Jordan Wright
March 4, 2014
Special to The Alexandria Times
Signature Theatre’s world premiere of Beaches opens with a bang. Presley Ryan, fresh off her appearance on NBC’s The Sound of Music with Carrie Underwood plays Little Cee Cee, the precocious child who would become a big star. Ryan gets the show off to a rollicking start with “What A Star” performing an electrifying song-and-dance routine worthy of Shirley Temple in her heyday. Ryan’s got mega-watt energy and sass galore and the show hits the heights whenever she’s on stage.

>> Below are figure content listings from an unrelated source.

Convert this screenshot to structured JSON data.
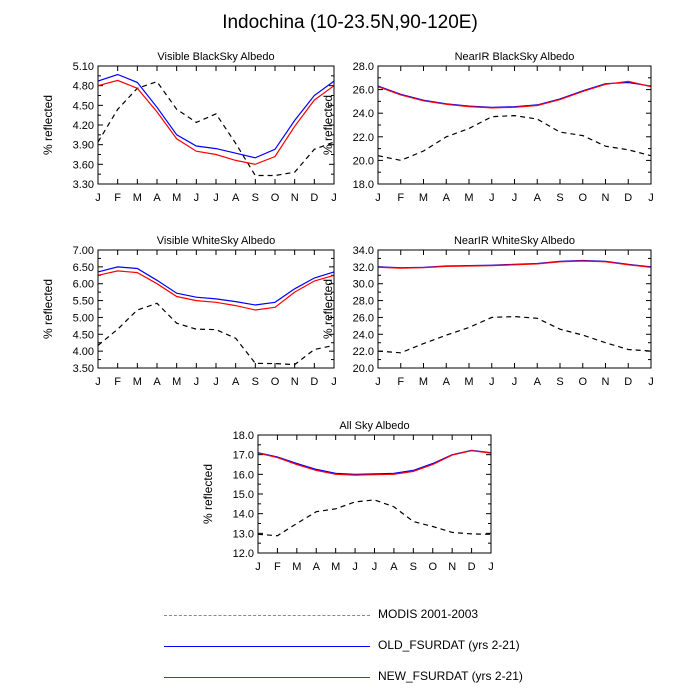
{
  "figure_title": "Indochina (10-23.5N,90-120E)",
  "chart_data": [
    {
      "type": "line",
      "title": "Visible BlackSky Albedo",
      "ylabel": "% reflected",
      "categories": [
        "J",
        "F",
        "M",
        "A",
        "M",
        "J",
        "J",
        "A",
        "S",
        "O",
        "N",
        "D",
        "J"
      ],
      "ylim": [
        3.3,
        5.1
      ],
      "yticks": [
        "3.30",
        "3.60",
        "3.90",
        "4.20",
        "4.50",
        "4.80",
        "5.10"
      ],
      "series": [
        {
          "name": "MODIS 2001-2003",
          "values": [
            3.94,
            4.44,
            4.76,
            4.86,
            4.44,
            4.24,
            4.37,
            3.92,
            3.43,
            3.43,
            3.48,
            3.83,
            3.94
          ]
        },
        {
          "name": "OLD_FSURDAT (yrs 2-21)",
          "values": [
            4.87,
            4.97,
            4.85,
            4.47,
            4.05,
            3.88,
            3.84,
            3.77,
            3.7,
            3.83,
            4.27,
            4.65,
            4.87
          ]
        },
        {
          "name": "NEW_FSURDAT (yrs 2-21)",
          "values": [
            4.8,
            4.88,
            4.76,
            4.4,
            3.99,
            3.8,
            3.75,
            3.66,
            3.6,
            3.72,
            4.18,
            4.58,
            4.8
          ]
        }
      ]
    },
    {
      "type": "line",
      "title": "NearIR BlackSky Albedo",
      "ylabel": "% reflected",
      "categories": [
        "J",
        "F",
        "M",
        "A",
        "M",
        "J",
        "J",
        "A",
        "S",
        "O",
        "N",
        "D",
        "J"
      ],
      "ylim": [
        18.0,
        28.0
      ],
      "yticks": [
        "18.0",
        "20.0",
        "22.0",
        "24.0",
        "26.0",
        "28.0"
      ],
      "series": [
        {
          "name": "MODIS 2001-2003",
          "values": [
            20.4,
            20.0,
            20.8,
            22.0,
            22.7,
            23.7,
            23.8,
            23.5,
            22.4,
            22.1,
            21.2,
            20.9,
            20.4
          ]
        },
        {
          "name": "OLD_FSURDAT (yrs 2-21)",
          "values": [
            26.3,
            25.6,
            25.1,
            24.8,
            24.6,
            24.5,
            24.55,
            24.7,
            25.2,
            25.9,
            26.5,
            26.6,
            26.3
          ]
        },
        {
          "name": "NEW_FSURDAT (yrs 2-21)",
          "values": [
            26.25,
            25.55,
            25.05,
            24.75,
            24.55,
            24.45,
            24.5,
            24.65,
            25.15,
            25.85,
            26.45,
            26.7,
            26.25
          ]
        }
      ]
    },
    {
      "type": "line",
      "title": "Visible WhiteSky Albedo",
      "ylabel": "% reflected",
      "categories": [
        "J",
        "F",
        "M",
        "A",
        "M",
        "J",
        "J",
        "A",
        "S",
        "O",
        "N",
        "D",
        "J"
      ],
      "ylim": [
        3.5,
        7.0
      ],
      "yticks": [
        "3.50",
        "4.00",
        "4.50",
        "5.00",
        "5.50",
        "6.00",
        "6.50",
        "7.00"
      ],
      "series": [
        {
          "name": "MODIS 2001-2003",
          "values": [
            4.17,
            4.65,
            5.22,
            5.42,
            4.83,
            4.65,
            4.64,
            4.38,
            3.64,
            3.63,
            3.6,
            4.05,
            4.17
          ]
        },
        {
          "name": "OLD_FSURDAT (yrs 2-21)",
          "values": [
            6.35,
            6.5,
            6.45,
            6.1,
            5.72,
            5.6,
            5.55,
            5.47,
            5.37,
            5.45,
            5.85,
            6.17,
            6.35
          ]
        },
        {
          "name": "NEW_FSURDAT (yrs 2-21)",
          "values": [
            6.25,
            6.38,
            6.33,
            6.0,
            5.62,
            5.5,
            5.45,
            5.35,
            5.22,
            5.3,
            5.75,
            6.08,
            6.25
          ]
        }
      ]
    },
    {
      "type": "line",
      "title": "NearIR WhiteSky Albedo",
      "ylabel": "% reflected",
      "categories": [
        "J",
        "F",
        "M",
        "A",
        "M",
        "J",
        "J",
        "A",
        "S",
        "O",
        "N",
        "D",
        "J"
      ],
      "ylim": [
        20.0,
        34.0
      ],
      "yticks": [
        "20.0",
        "22.0",
        "24.0",
        "26.0",
        "28.0",
        "30.0",
        "32.0",
        "34.0"
      ],
      "series": [
        {
          "name": "MODIS 2001-2003",
          "values": [
            22.0,
            21.8,
            22.9,
            23.9,
            24.8,
            26.0,
            26.1,
            25.9,
            24.6,
            23.9,
            23.0,
            22.2,
            22.0
          ]
        },
        {
          "name": "OLD_FSURDAT (yrs 2-21)",
          "values": [
            32.0,
            31.9,
            31.95,
            32.1,
            32.15,
            32.2,
            32.3,
            32.4,
            32.65,
            32.75,
            32.65,
            32.3,
            32.0
          ]
        },
        {
          "name": "NEW_FSURDAT (yrs 2-21)",
          "values": [
            31.95,
            31.85,
            31.9,
            32.05,
            32.1,
            32.15,
            32.25,
            32.35,
            32.6,
            32.7,
            32.6,
            32.25,
            31.95
          ]
        }
      ]
    },
    {
      "type": "line",
      "title": "All Sky Albedo",
      "ylabel": "% reflected",
      "categories": [
        "J",
        "F",
        "M",
        "A",
        "M",
        "J",
        "J",
        "A",
        "S",
        "O",
        "N",
        "D",
        "J"
      ],
      "ylim": [
        12.0,
        18.0
      ],
      "yticks": [
        "12.0",
        "13.0",
        "14.0",
        "15.0",
        "16.0",
        "17.0",
        "18.0"
      ],
      "series": [
        {
          "name": "MODIS 2001-2003",
          "values": [
            12.95,
            12.88,
            13.5,
            14.1,
            14.25,
            14.6,
            14.7,
            14.35,
            13.6,
            13.35,
            13.05,
            12.97,
            12.95
          ]
        },
        {
          "name": "OLD_FSURDAT (yrs 2-21)",
          "values": [
            17.1,
            16.88,
            16.55,
            16.25,
            16.05,
            16.0,
            16.02,
            16.05,
            16.2,
            16.55,
            17.0,
            17.22,
            17.1
          ]
        },
        {
          "name": "NEW_FSURDAT (yrs 2-21)",
          "values": [
            17.08,
            16.85,
            16.5,
            16.2,
            16.0,
            15.96,
            15.98,
            16.0,
            16.15,
            16.5,
            16.98,
            17.2,
            17.08
          ]
        }
      ]
    }
  ],
  "legend": [
    {
      "label": "MODIS 2001-2003",
      "color": "#000000",
      "style": "dashed"
    },
    {
      "label": "OLD_FSURDAT (yrs 2-21)",
      "color": "#0000ff",
      "style": "solid"
    },
    {
      "label": "NEW_FSURDAT (yrs 2-21)",
      "color": "#ff0000",
      "style": "solid"
    }
  ]
}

Beaches is based on the original novel by Iris Rainer Dart who also has written the lyrics to the two-and-a-half hour-long musical – – collaborating with Composer David Austin and scriptwriter Thom Thomas to bring her book to the stage. As you may recall the film version starring Bette Midler and Barbara Hershey was a huge hit and its anthem “The Wind Beneath My Wings” written by Jeff Silbar and Larry Henley (and the only song taken from the movie) took Midler’s career into the stratosphere.
That this interpretation is overly long, poorly written with awkwardly contrived rhymes and disjointed character segues, is only partially the fault of the writers, but ultimately there is just too much crammed into one show. It is most assuredly not the fault of the performers whose singing and acting is flawless, nor Scenic Designer Derek McLane’s set – – a spectacular composition of period furniture rising to the rafters, nor is it Costume Designer Frank Labovitz’s brilliant costumes from the 50’s to the hippie era through Cee Cee’s show biz career and disco outfits, to Bertie’s tailored wrap-dresses. Neither is it the fault of the story, a tender tale of true friendship between two women who couldn’t be more dissimilar yet who stick together through thick and thin.
Cee Cee and Bertie become best friends when young Bertie (played by Brooklyn Shuck) is lost on the beach at Atlantic City. The foul-mouthed Cee Cee “If ya call me Cecelia I’ll punch you in the mouth!” convinces Bertie, against her mother’s strict orders, to dip her toes into the sea. And thus their bond is forged only to have it tested when Cee Cee brings the sheltered Bertie into the fast and furious world of show business.
Six different actresses reflect the three stages from childhood to teenage to womanhood. And although Beaches is set in locations from New Jersey’s Atlantic City and Beach Haven to Florida’s Sarasota and Miami to California’s Carmel, oddly the production uses neither sand nor water, though there is one early scene in which mottled lighting at the edge of the stage is meant to signify water.
Things begin to get complicated when boyfriends appear on the scene and jealousies and betrayals threaten to destroy the women’s friendship. But worse still are the show’s lackluster lyrics – – “Let’s be us again”, “Children they’ll make us new” and “a new life for me and my man” – – that are even more destructive. Some of the show’s twenty-four songs are as unquotable as they are strained as in the song “Normal People” when the women describe each other as “a Jew and a goy, a princess and a goddess” and each wishes the other had a “_ _ _ _”, a slang term that rhymes with stick. I thought I was watching a bad episode of the cancelled TV show Smash. And not to be a spoiler, but in this story Bertie comes back to life in an eye-roller of a duet, “God Gave You Me”, a ballad that stretches all credulity.
Still there is some fine acting and singing most especially from Alysha Umphress as the grown-up Cee Cee whose exceptionally beautiful voice and arresting presence are memorable. Notwithstanding the terrific cast, Beaches will have a lot to work out before it sees the footlights of Broadway.